Maka suatu hari Bango sengaja datang ke rumah Anjing pada saat jam sarapan pagi. Anjing tentu saja terkejut. Tapi dengan ramah Anjing mempersilakan masuk. Setelah ngobrol ke sana ke mari, Bango sepertinya tidak berniat segera pulang. Anjing berkali-kali melihat ke dapur, karena perutnya berkali-kali berbunyi. Tadi sebelum kedatangan sahabatnya, Anjing sebenarnya mau memasak. Dia mengerti, Bango mungkin ingin disuguhi makanan. Tapi beras yang akan ditanak cuma sedikit. Pikir Anjing, bagaimana caranya biar makanannya tidak terbagi dengan sahabatnya?

Wajah Bango berseri-seri saat Anjing pamit ke dapur untuk mempersiapkan bubur yang akan menjadi sarapan pagi itu. Bango gembira bukan karena akan mendapat sarapan pagi gratis. Tapi karena dia yakin, sahabatnya itu ternyata tidak kikir seperti yang dituduhkan binatang lainnya.

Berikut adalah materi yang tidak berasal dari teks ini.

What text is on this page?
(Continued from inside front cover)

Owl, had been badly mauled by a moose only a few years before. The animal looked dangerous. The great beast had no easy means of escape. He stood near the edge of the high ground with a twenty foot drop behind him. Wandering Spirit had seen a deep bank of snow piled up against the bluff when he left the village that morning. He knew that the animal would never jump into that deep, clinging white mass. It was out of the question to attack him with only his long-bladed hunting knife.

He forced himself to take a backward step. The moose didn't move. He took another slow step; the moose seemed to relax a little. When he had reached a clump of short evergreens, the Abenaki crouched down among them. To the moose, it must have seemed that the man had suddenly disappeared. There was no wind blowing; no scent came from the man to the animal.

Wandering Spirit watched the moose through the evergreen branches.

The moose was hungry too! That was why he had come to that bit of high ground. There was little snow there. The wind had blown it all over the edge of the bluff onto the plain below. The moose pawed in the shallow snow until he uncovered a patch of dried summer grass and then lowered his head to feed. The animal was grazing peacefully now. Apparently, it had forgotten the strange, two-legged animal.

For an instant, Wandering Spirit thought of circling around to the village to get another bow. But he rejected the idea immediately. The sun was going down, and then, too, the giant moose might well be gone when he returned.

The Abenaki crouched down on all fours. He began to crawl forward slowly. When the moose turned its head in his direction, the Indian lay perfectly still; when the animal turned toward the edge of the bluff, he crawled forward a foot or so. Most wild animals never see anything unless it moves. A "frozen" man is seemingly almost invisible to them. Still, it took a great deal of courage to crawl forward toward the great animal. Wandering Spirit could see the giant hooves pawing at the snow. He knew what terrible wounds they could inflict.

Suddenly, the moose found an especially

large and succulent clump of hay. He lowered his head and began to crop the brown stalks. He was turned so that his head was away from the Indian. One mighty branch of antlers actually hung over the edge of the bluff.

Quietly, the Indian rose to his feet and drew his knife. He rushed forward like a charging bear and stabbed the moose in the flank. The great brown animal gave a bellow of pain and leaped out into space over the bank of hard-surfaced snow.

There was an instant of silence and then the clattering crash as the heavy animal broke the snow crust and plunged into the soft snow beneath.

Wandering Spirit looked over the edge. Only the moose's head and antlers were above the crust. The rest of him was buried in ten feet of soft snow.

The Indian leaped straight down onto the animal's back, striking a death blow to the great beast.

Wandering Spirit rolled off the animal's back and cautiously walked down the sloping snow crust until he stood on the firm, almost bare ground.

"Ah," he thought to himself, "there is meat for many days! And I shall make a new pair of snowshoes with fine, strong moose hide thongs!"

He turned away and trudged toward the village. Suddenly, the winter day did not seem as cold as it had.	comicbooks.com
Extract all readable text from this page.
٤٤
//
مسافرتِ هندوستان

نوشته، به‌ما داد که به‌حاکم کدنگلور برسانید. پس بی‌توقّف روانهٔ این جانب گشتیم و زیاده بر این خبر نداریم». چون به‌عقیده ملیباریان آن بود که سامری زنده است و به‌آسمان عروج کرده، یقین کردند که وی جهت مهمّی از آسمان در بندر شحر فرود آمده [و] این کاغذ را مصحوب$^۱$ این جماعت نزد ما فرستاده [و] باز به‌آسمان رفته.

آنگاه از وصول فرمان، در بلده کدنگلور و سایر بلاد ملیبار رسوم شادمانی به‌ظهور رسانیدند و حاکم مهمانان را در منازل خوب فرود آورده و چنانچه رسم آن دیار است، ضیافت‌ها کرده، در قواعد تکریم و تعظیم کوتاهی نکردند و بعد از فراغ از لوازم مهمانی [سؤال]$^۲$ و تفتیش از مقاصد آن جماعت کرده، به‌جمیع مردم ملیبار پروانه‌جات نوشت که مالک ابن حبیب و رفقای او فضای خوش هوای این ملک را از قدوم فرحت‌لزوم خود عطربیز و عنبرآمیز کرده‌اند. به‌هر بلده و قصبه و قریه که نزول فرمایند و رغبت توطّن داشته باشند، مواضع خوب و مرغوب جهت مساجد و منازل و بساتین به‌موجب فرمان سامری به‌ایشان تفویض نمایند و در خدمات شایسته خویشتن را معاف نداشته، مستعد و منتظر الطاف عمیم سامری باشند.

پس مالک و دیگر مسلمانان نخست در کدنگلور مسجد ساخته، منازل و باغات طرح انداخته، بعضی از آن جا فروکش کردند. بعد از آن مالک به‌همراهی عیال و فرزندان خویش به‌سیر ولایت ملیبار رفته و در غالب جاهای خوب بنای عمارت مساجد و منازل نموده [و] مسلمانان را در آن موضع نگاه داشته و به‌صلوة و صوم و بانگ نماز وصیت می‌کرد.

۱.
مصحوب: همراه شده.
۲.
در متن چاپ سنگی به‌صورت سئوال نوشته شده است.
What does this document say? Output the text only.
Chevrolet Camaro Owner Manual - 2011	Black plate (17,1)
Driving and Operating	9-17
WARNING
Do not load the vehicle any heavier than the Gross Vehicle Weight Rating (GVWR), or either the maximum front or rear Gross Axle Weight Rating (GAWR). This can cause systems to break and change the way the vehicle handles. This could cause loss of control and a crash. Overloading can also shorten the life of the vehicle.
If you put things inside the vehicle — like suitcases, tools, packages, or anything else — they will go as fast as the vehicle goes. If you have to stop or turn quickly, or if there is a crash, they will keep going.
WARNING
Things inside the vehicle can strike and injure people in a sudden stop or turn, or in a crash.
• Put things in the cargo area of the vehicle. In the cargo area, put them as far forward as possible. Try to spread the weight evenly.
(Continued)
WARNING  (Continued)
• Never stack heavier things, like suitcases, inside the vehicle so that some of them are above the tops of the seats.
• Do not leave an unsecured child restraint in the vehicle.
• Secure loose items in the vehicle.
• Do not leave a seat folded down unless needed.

Di dapur Anjing menanak bubur. Bubur yang sudah matang disimpan di piring datar dan lebar. Dia tersenyum. Dengan wadah seperti itu, Bango tentunya tidak akan bisa makan. Paruhnya akan susah mematuk bubur di piring datar. Jadi bubur hanya akan bisa dinikmati olehnya sendiri.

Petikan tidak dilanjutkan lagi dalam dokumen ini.